Alocasia leaves turning yellow and brown are the indicators of overwatering. The best option is to treat the fungal infection to prevent the spread and combat the browning of leaves.
· Pop out your alocasia from the container and check it for signs of root rot.
· Diseased roots are usually mushy, fragile, and brown or black. They may give off an offensive smell. Get rid of rotten roots using a sterile pair of scissors/pruners.
· Remove soil around the healthy roots. Wash off the rest with water.
· Dip the healthy root system in an anti-fungal solution. If you prefer organic methods, sprinkle them with ground cinnamon. Or dip roots in hydrogen peroxide solution.
· Repot your alocasia using a fresh, well-drained potting mix. Ensure the container is large enough.
· Park your alocasia in a well-lit indirect light.
Direct Sunlight Exposure
Alocasias are native to the tropical rainforest in Southeast Asia. The canopy provides a shade to the plants to prevent direct sunlight exposure.
If you notice your indoor alocasia leaves turning brown, it could be due to sunburn. Direct sunlight exposure usually burns the alocasia leaves.
Alocasia leaves drooping, and curling is other possible sign of sunburn. The condition can also cause alocasia silver dragon brown tips.
· Remove your alocasia from direct sunlight promptly. In most cases, this means relocating your plant from a west-facing window to an east-facing one.
· Steer clear of heat drafts. Take your plant away from the heating unit, and HVAC vents, or it might be exposed to too much heat.
· Sunburn damage is typically irreversible. Remove heavily damaged plant materials to prevent rotting and infections.
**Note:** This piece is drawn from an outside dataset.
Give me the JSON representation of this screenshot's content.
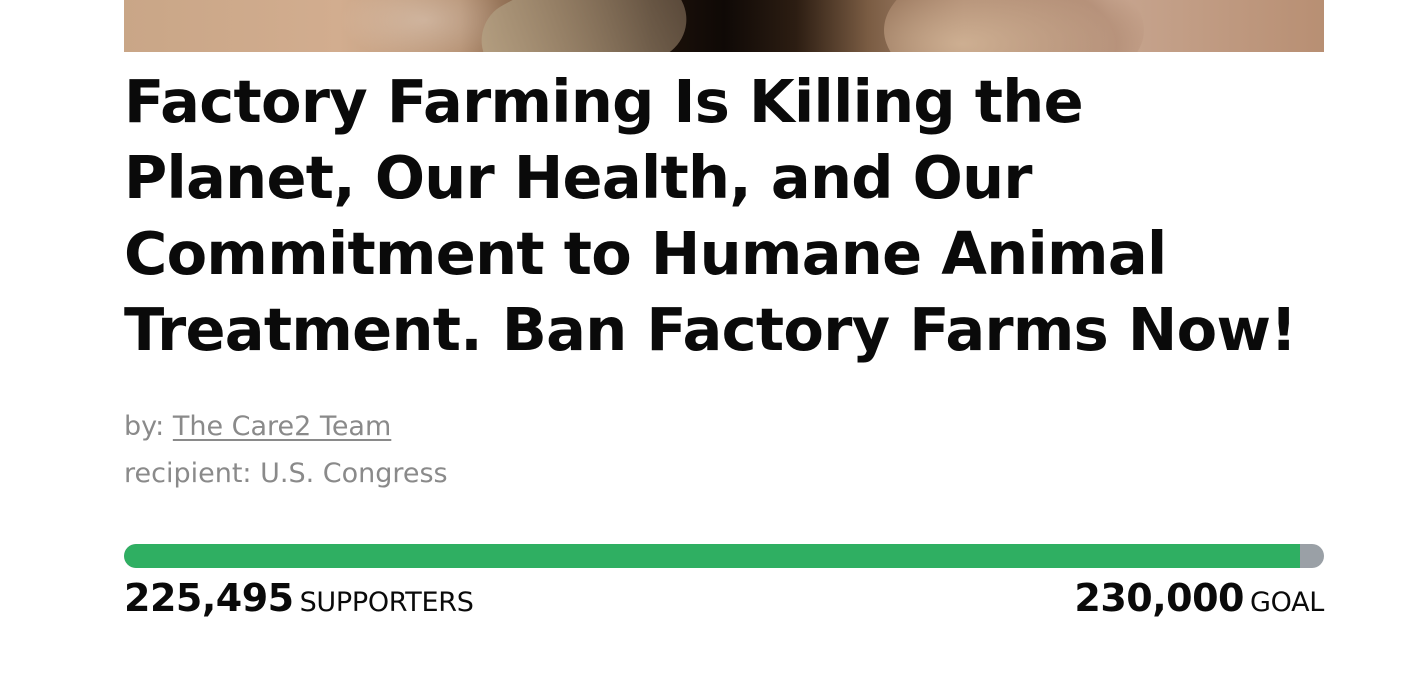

Bacterial leaf blight, direct sunlight exposure, low humidity, under-watering, and pest infestations are all causes of browning alocasia leaves.
These conditions can be treated to help your houseplant recover. There is no need to panic because the problems can be avoided and treated.
I recommend following a healthy watering routine, applying proper fertilizer, and maintaining an ideal humidity level. These precautions will aid in the prevention of browning alocasia leaves.